A fine marzo fu chiaro che il +1% di crescita del Pil previsto dal governo per il 2019 non si sarebbe mai realizzato: le stime più ottimistiche davano al massimo lo 0,2%. Da qui il crollo di tutte le storie raccontate fino a quel momento: le misure salvifiche tanto sbandierate - a cominciare da ‘quota 100’ e reddito di cittadinanza - non avrebbero smosso il Paese dalla stagnazione (se va bene) o recessione (più probabile) nella quale era precipitato. Ma niente paura: il governo M5S-Lega aveva la soluzione. “Approviamo un decreto - devono aver pensato alla Casaleggio - e chiamiamolo ‘Decreto Crescita’”. E così a inizio aprile il consiglio dei ministri approvò un testo frettolosamente definito “Crescita”. Ma per 25 giorni nessuno ne vide mai il contenuto. Solo il 30 aprile comparve magicamente in Gazzetta Ufficiale.
“Di quanto aumenta la crescita del Pil nel 2019?” chiedemmo in quei giorni. “Dello 0,05%”, rispose il governo (e lo ha scritto nero su bianco nel Def 2019). Portiamolo in Parlamento e discutiamo, magari riusciamo a farne qualcosa di buono, o perlomeno a limitare i danni. Da allora sono passati 35 giorni. E ancora il governo è incapace di presentare al Parlamento un testo chiaro e definitivo di questo decreto.
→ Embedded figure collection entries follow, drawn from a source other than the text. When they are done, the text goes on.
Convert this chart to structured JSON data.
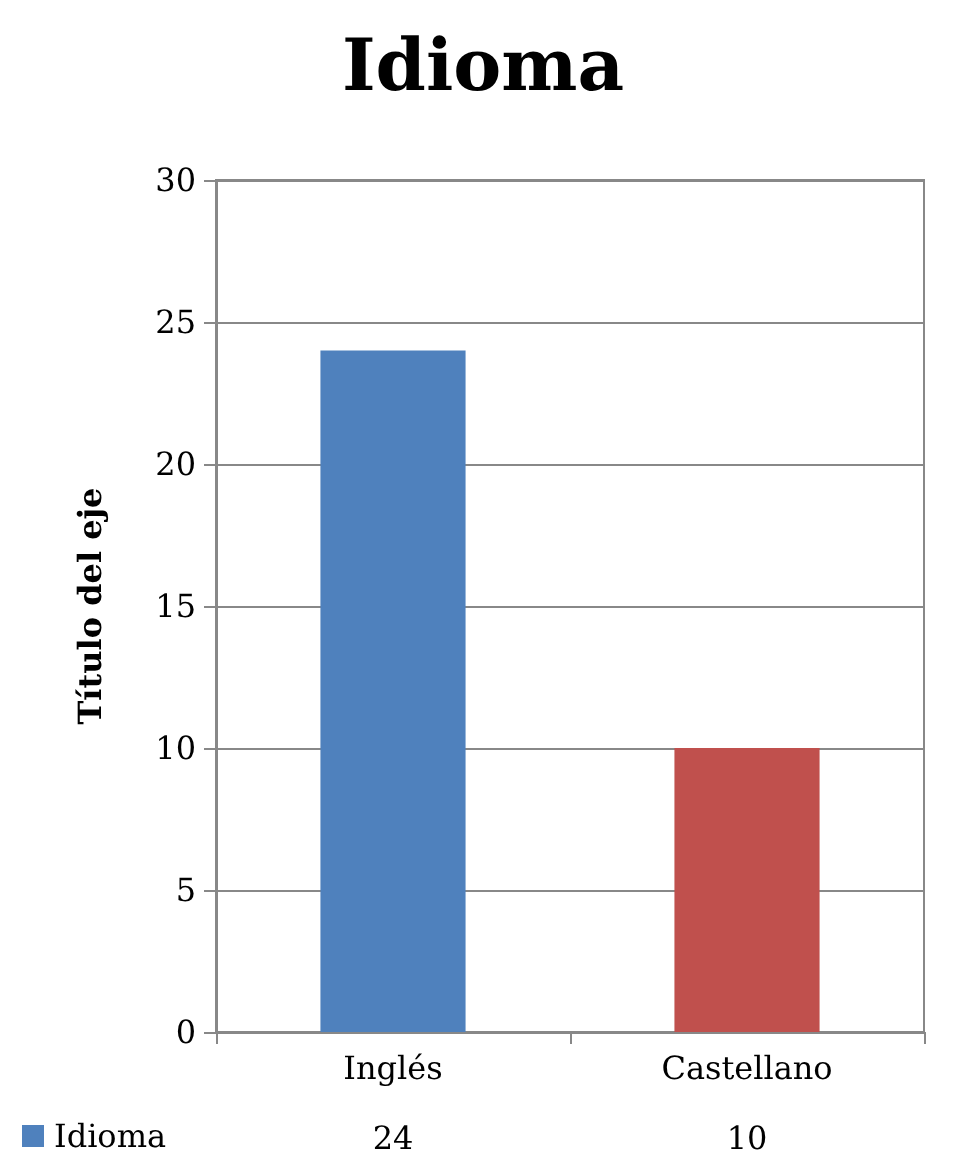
{
  "chart_data": {
    "type": "bar",
    "title": "Idioma",
    "ylabel": "Título del eje",
    "categories": [
      "Inglés",
      "Castellano"
    ],
    "series": [
      {
        "name": "Idioma",
        "values": [
          24,
          10
        ],
        "colors": [
          "#4f81bd",
          "#c0504d"
        ]
      }
    ],
    "ylim": [
      0,
      30
    ],
    "yticks": [
      0,
      5,
      10,
      15,
      20,
      25,
      30
    ],
    "grid": "y",
    "legend": "bottom left",
    "data_labels": true
  }
}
Poco fa, per l’ennesima volta, il governo ha dichiarato di non essere pronto, e ha rinviato i lavori delle commissioni competenti (Bilancio e Finanze) a lunedì.
Nel frattempo non dovrebbe suscitare particolare stupore il fatto che le crisi industriali non hanno soluzione, che aumentano i lavoratori che perdono il posto (i dati Istat ci confermano che dal giuramento del governo Conte ci sono 32 mila occupati in meno), che le prospettive di crescita del Pil siano sempre più deboli e che lo stato delle nostre finanze pubbliche si deteriori pesantemente. Perché questo accade quando un Paese, nei fatti, non è governato. La situazione sta sfuggendo rapidamente di mano. Sta per iniziare un’estate in cui andranno in scadenza decine di miliardi di titoli di Stato, e in cui - dati gli scambi più rarefatti - minimi movimenti di mercato possono provocare aumenti consistenti del costo di rifinanziamento del nostro debito pubblico. E, come conseguenza, pesanti ricadute sul nostro sistema bancario, che proprio ora cominciava a riprendersi.
Lo afferma Luigi Marattin, capogruppo Pd in commissione Bilancio della Camera.